女性の活躍推進などについて思いを語る小林万里子副知事=佐賀県庁

 女性活躍推進法の施行や働き方改革に伴って「女性活躍」に対する機運が佐賀県内でも高まりつつある。女性の管理職の増加など社会の変化が見られる一方、企業や地域には「男性優位」の意識が今なお残る。県内でリーダー的な立場に就いて活躍する小林万里子・県副知事と、小坂智子・佐賀大学芸術地域デザイン学部長に自身の経験や問題意識、今後の展望などについて聞いた。

 ―自身のキャリアを振り返って、社会における「女性の活躍」は進展していると感じるか。

 私が旧文部省に入省した当時は、同期24人のうち女性は4人だった。出向先一つとっても、女性は国立大学の事務局が多く、大使館など海外に赴任することは少ないなど、男性とは差があった。電話に出ると「男性の上司を出せ」と言われることもあった。現在は中央省庁で女性の採用が増えている。文科省では入省者の半数が女性だ。リーダーがシステムとして意識的に女性を採用し、ロールモデルを形成してきたからだと思う。

 ―佐賀県の県民性や地域性について感じることは。

 佐賀県は県域がコンパクトで、福岡県という大都市に近い。東京に比べると通勤や子育ての面でも条件が良いと感じている。佐賀の皆さんは優しくて余裕がある印象で、女性は芯が強いが奥ゆかしい。

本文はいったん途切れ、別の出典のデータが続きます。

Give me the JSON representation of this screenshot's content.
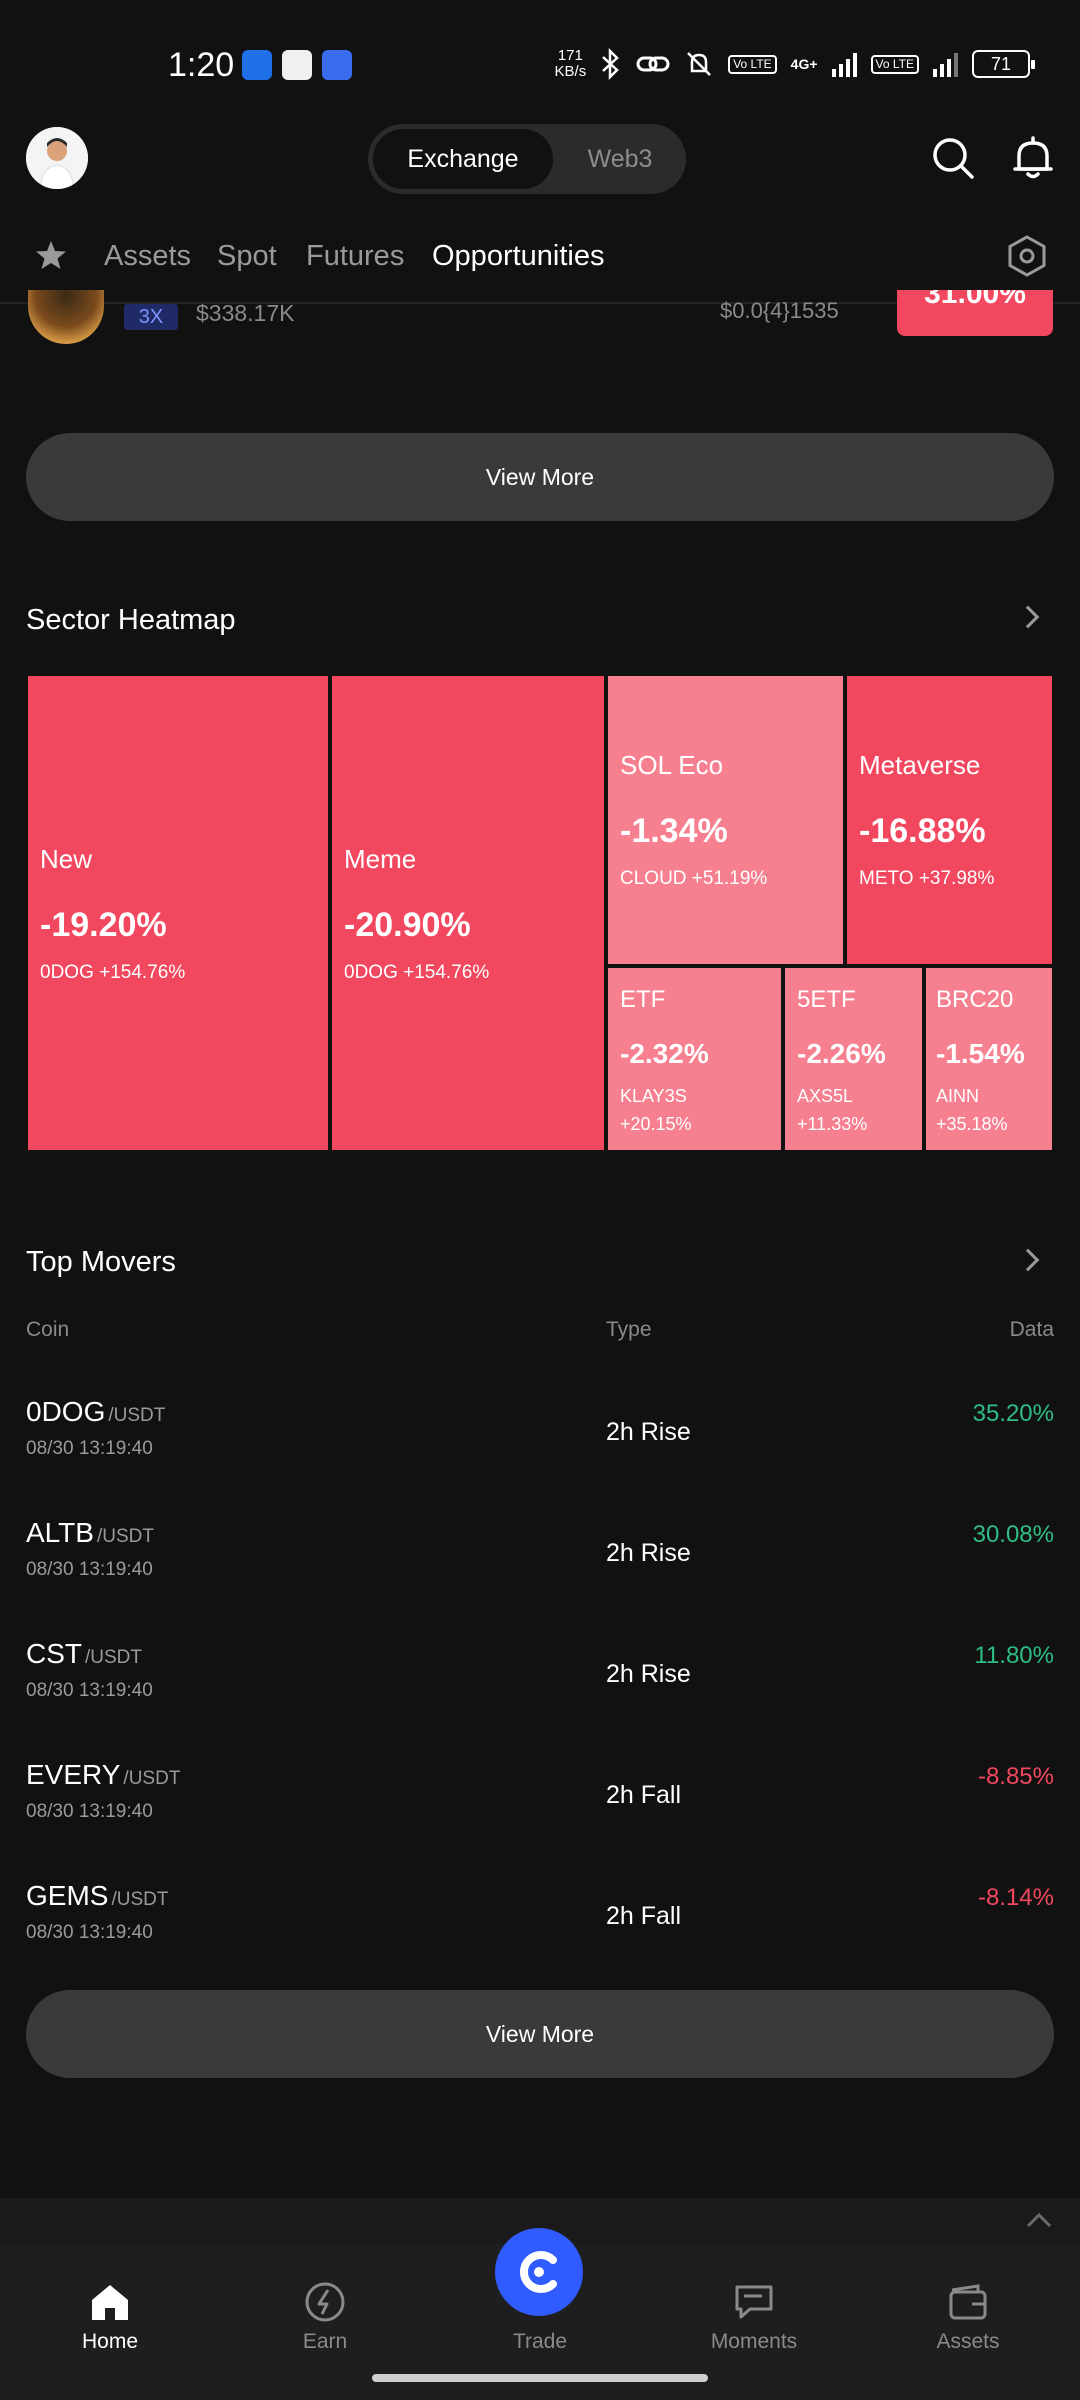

 ―副知事という立場から、女性の活躍推進や男女共同参画をどう進めていくか。

 佐賀県は共働きの世帯の割合が高いが、全国的な傾向と同じく女性の管理職は少ない。政治の分野でもそうで、全体としてもっと増えて欲しい。そのためにはシステムとしてある程度意識的に増やすしかない。もう一つはロールモデルで、県として活躍している女性を発信していく。女性にキャリアの選択肢を示すことになるし、雇用する側にとっても、好事例を見せることが有効だと思う。

 県庁内でも女性の管理職が増えているが、優秀で安定感があり、佐賀豪雨での対応もきめ細やかで行き届いていたと感じた。役職に就き、責任を持ってやるという機会をきちんと用意することが大事だ。

 ―女性活躍推進法の施行から4年。法が描く理想像に近づくには何が必要か。

 佐賀県も「子育てし大県」として取り組んでいるが、待機児童をなくすなど保育環境を整えることが必要だ。ワーク・ライフ・バランスも欠かせない。現代社会には多様な人がいて、その人たちの個性や得意なこと、経験が生かされることが大事で、いろんな人が自己実現し、活躍できる佐賀県が良い。その中の一つに女性活躍もあると思う。

 ―同じ女性リーダーとして、小坂氏へのエールを。

 有田焼という伝統文化をベースにした人材育成という「継承」と、産学連携を核とした「創造」の双方に取り組んでいる。本当に期待している。

 

こばやし・まりこ 1968年生まれ、東京都出身。慶応大学経済学部卒。政策研究大学院大学政策プロフェッショナルコース博士課程修了。1993年に旧文部省に入省。国連教育科学文化機関(ユネスコ)の一等書記官としてパリ派遣を経験した。文化庁文化資源活用課長などを歴任、19年6月に女性として初めて佐賀県副知事に就任。